Von Heijne dit qu’il est de toute façon difficile de modifier les procédures de la Fondation Nobel. « Ce sont les statuts de la Fondation Nobel et, en fin de compte, la volonté d’Alfred Nobel, qui fournissent le cadre de base pour les prix Nobel, les domaines de prix. Ce cadre de base ne peut pas – et ne devrait probablement pas – être facilement modifié. »Il ajoute que « les prix Nobel reposent sur un système de règles et de procédures finement réglé et en évolution lente, et des changements majeurs peuvent facilement créer plus de problèmes qu’ils n’en résolvent « .

À propos de la suggestion que le comité Nobel devrait inclure les scientifiques les plus actifs et les plus influents dans chaque domaine, par exemple, il dit qu‘ »au fil des années où j’ai siégé au Comité Nobel, je suis devenu convaincu qu’il est beaucoup plus facile pour un groupe de scientifiques plutôt soudés vivant dans un pays lointain d’adopter la vision détachée nécessaire du monde de la science que la responsabilité de proposer des prix Nobel porte avec elle – et de consacrer les mois de travail requis chaque année – qu’il ne le serait pour un comité de hauts dirigeants internationaux occupés ».

Et augmenter le nombre de lauréats pour un prix donné élargirait simplement les arguments sur l’endroit où se situe la limite, dit-il. « D’après ma propre expérience, le nombre de « personnes méritantes” augmente rapidement avec le nombre de lauréats inclus dans un prix.
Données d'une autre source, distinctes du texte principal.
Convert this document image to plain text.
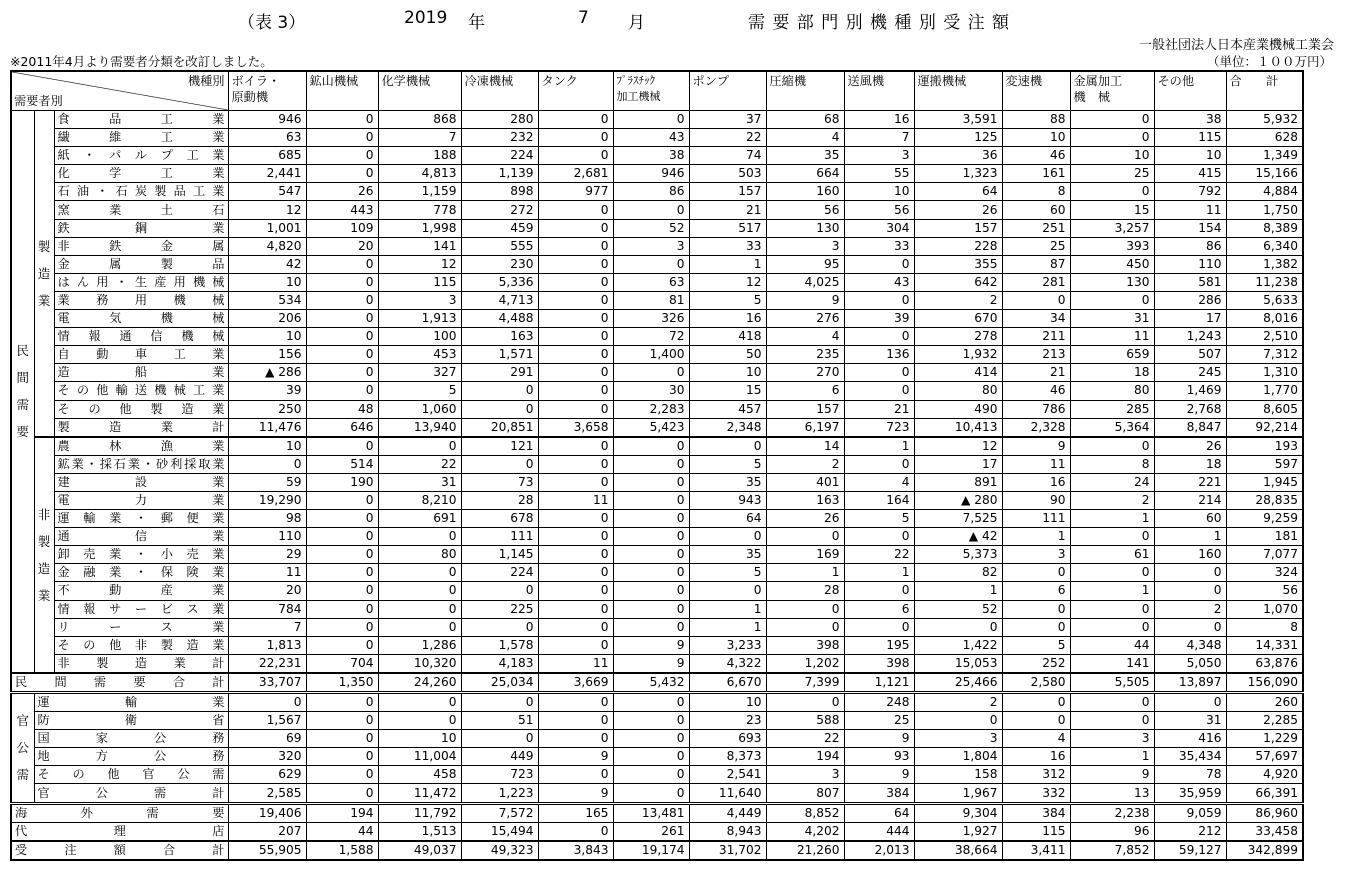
（表 3）	2019 年	7 月	需 要 部 門 別 機 種 別 受 注 額
一般社団法人日本産業機械工業会
※2011年4月より需要者分類を改訂しました。	（単位：１００万円）
機種別
需要者別			ボイラ・
原動機	鉱山機械	化学機械	冷凍機械	タンク	ﾌﾟﾗｽﾁｯｸ
加工機械	ポンプ	圧縮機	送風機	運搬機械	変速機	金属加工
機　械	その他	合　　計
民間需要	製造業	食品工業	946	0	868	280	0	0	37	68	16	3,591	88	0	38	5,932
		繊維工業	63	0	7	232	0	43	22	4	7	125	10	0	115	628
		紙・パルプ工業	685	0	188	224	0	38	74	35	3	36	46	10	10	1,349
		化学工業	2,441	0	4,813	1,139	2,681	946	503	664	55	1,323	161	25	415	15,166
		石油・石炭製品工業	547	26	1,159	898	977	86	157	160	10	64	8	0	792	4,884
		窯業土石	12	443	778	272	0	0	21	56	56	26	60	15	11	1,750
		鉄鋼業	1,001	109	1,998	459	0	52	517	130	304	157	251	3,257	154	8,389
		非鉄金属	4,820	20	141	555	0	3	33	3	33	228	25	393	86	6,340
		金属製品	42	0	12	230	0	0	1	95	0	355	87	450	110	1,382
		はん用・生産用機械	10	0	115	5,336	0	63	12	4,025	43	642	281	130	581	11,238
		業務用機械	534	0	3	4,713	0	81	5	9	0	2	0	0	286	5,633
		電気機械	206	0	1,913	4,488	0	326	16	276	39	670	34	31	17	8,016
		情報通信機械	10	0	100	163	0	72	418	4	0	278	211	11	1,243	2,510
		自動車工業	156	0	453	1,571	0	1,400	50	235	136	1,932	213	659	507	7,312
		造船業	▲ 286	0	327	291	0	0	10	270	0	414	21	18	245	1,310
		その他輸送機械工業	39	0	5	0	0	30	15	6	0	80	46	80	1,469	1,770
		その他製造業	250	48	1,060	0	0	2,283	457	157	21	490	786	285	2,768	8,605
		製造業計	11,476	646	13,940	20,851	3,658	5,423	2,348	6,197	723	10,413	2,328	5,364	8,847	92,214
	非製造業	農林漁業	10	0	0	121	0	0	0	14	1	12	9	0	26	193
		鉱業・採石業・砂利採取業	0	514	22	0	0	0	5	2	0	17	11	8	18	597
		建設業	59	190	31	73	0	0	35	401	4	891	16	24	221	1,945
		電力業	19,290	0	8,210	28	11	0	943	163	164	▲ 280	90	2	214	28,835
		運輸業・郵便業	98	0	691	678	0	0	64	26	5	7,525	111	1	60	9,259
		通信業	110	0	0	111	0	0	0	0	0	▲ 42	1	0	1	181
		卸売業・小売業	29	0	80	1,145	0	0	35	169	22	5,373	3	61	160	7,077
		金融業・保険業	11	0	0	224	0	0	5	1	1	82	0	0	0	324
		不動産業	20	0	0	0	0	0	0	28	0	1	6	1	0	56
		情報サービス業	784	0	0	225	0	0	1	0	6	52	0	0	2	1,070
		リース業	7	0	0	0	0	0	1	0	0	0	0	0	0	8
		その他非製造業	1,813	0	1,286	1,578	0	9	3,233	398	195	1,422	5	44	4,348	14,331
		非製造業計	22,231	704	10,320	4,183	11	9	4,322	1,202	398	15,053	252	141	5,050	63,876
民間需要合計			33,707	1,350	24,260	25,034	3,669	5,432	6,670	7,399	1,121	25,466	2,580	5,505	13,897	156,090
官公需	運輸業		0	0	0	0	0	0	10	0	248	2	0	0	0	260
	防衛省		1,567	0	0	51	0	0	23	588	25	0	0	0	31	2,285
	国家公務		69	0	10	0	0	0	693	22	9	3	4	3	416	1,229
	地方公務		320	0	11,004	449	9	0	8,373	194	93	1,804	16	1	35,434	57,697
	その他官公需		629	0	458	723	0	0	2,541	3	9	158	312	9	78	4,920
	官公需計		2,585	0	11,472	1,223	9	0	11,640	807	384	1,967	332	13	35,959	66,391
海外需要			19,406	194	11,792	7,572	165	13,481	4,449	8,852	64	9,304	384	2,238	9,059	86,960
代理店			207	44	1,513	15,494	0	261	8,943	4,202	444	1,927	115	96	212	33,458
受注額合計			55,905	1,588	49,037	49,323	3,843	19,174	31,702	21,260	2,013	38,664	3,411	7,852	59,127	342,899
Il y aurait beaucoup plus de candidats de mérite plus ou moins égal à considérer pour un « quatrième créneau » que pour le premier, le deuxième ou le troisième créneau. »
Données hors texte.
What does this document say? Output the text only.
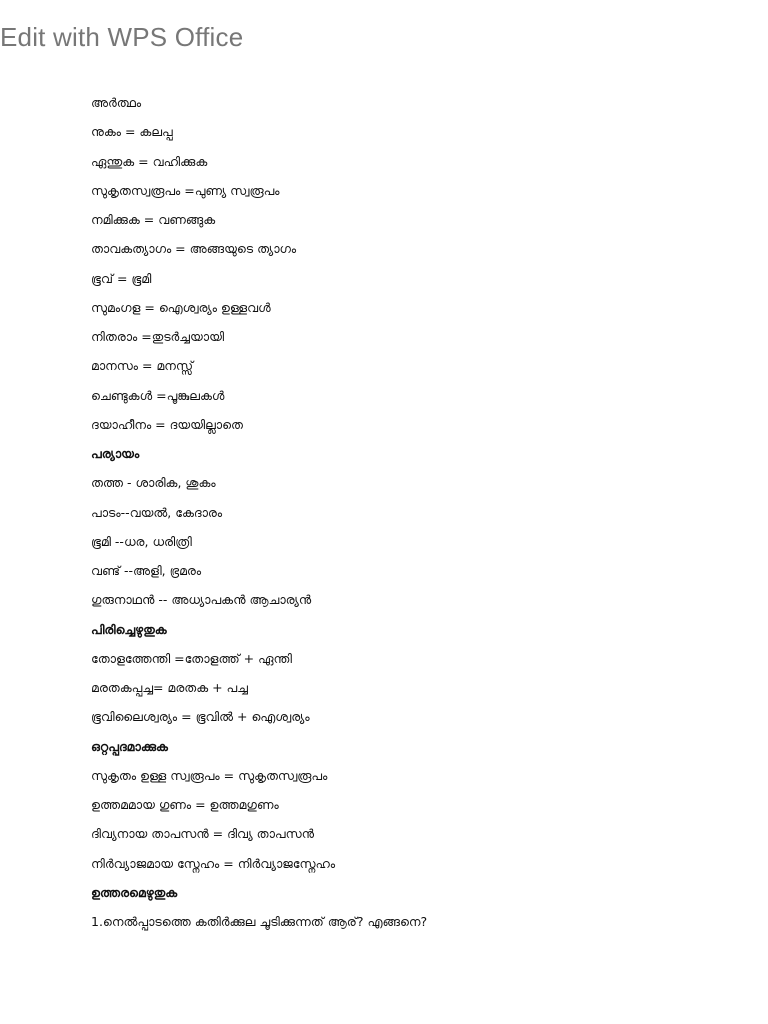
Edit with WPS Office
അർത്ഥം
നുകം = കലപ്പ
ഏന്തുക = വഹിക്കുക
സുകൃതസ്വരൂപം =പുണ്യ സ്വരൂപം
നമിക്കുക = വണങ്ങുക
താവകത്യാഗം = അങ്ങയുടെ ത്യാഗം
ഭൂവ് = ഭൂമി
സുമംഗള = ഐശ്വര്യം ഉള്ളവൾ
നിതരാം =തുടർച്ചയായി
മാനസം = മനസ്സ്
ചെണ്ടുകൾ =പൂങ്കുലകൾ
ദയാഹീനം = ദയയില്ലാതെ
പര്യായം
തത്ത - ശാരിക, ശുകം
പാടം--വയൽ, കേദാരം
ഭൂമി --ധര, ധരിത്രി
വണ്ട് --അളി, ഭ്രമരം
ഗുരുനാഥൻ -- അധ്യാപകൻ ആചാര്യൻ
പിരിച്ചെഴുതുക
തോളത്തേന്തി =തോളത്ത് + ഏന്തി
മരതകപ്പച്ച= മരതക + പച്ച
ഭൂവിലൈശ്വര്യം = ഭൂവിൽ + ഐശ്വര്യം
ഒറ്റപ്പദമാക്കുക
സുകൃതം ഉള്ള സ്വരൂപം = സുകൃതസ്വരൂപം
ഉത്തമമായ ഗുണം = ഉത്തമഗുണം
ദിവ്യനായ താപസൻ = ദിവ്യ താപസൻ
നിർവ്യാജമായ സ്നേഹം = നിർവ്യാജസ്നേഹം
ഉത്തരമെഴുതുക
1.നെൽപ്പാടത്തെ കതിർക്കുല ചൂടിക്കുന്നത് ആര്? എങ്ങനെ?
Alors que Restrepo dit que l’un des objectifs de l’article est de « mettre en lumière une partie de l’opacité » du processus de sélection du prix Nobel, von Heijne estime qu’un processus de sélection trop explicite et trop formula_1 pourrait créer une camisole de force. Si, par exemple, une définition formelle et publiquement énoncée de ce qui « compte » comme chimie devait être élaborée, elle devrait être constamment révisée chaque année qui passe – en effet, elle « serait dépassée avant même qu’elle ne soit décidée ». Von Heijne dit que sa propre préférence ‘est d’être inclusif et de reconnaître la large portée de la chimie dans la science et la technologie contemporaines ». Lefkowitz pense que le prix Nobel de chimie a en fait eu certains des comités les plus créatifs et originaux des dernières décennies, par exemple en décernant des prix pour des travaux en microscopie ou en science des matériaux.  » Ils surprennent les gens année après année », dit-il.

Alors peut-être qu’un peu de flou et de secret est le meilleur après tout. Si les prix Nobel étaient sélectionnés par algorithme, de quoi aurions-nous à discuter chaque mois d’octobre?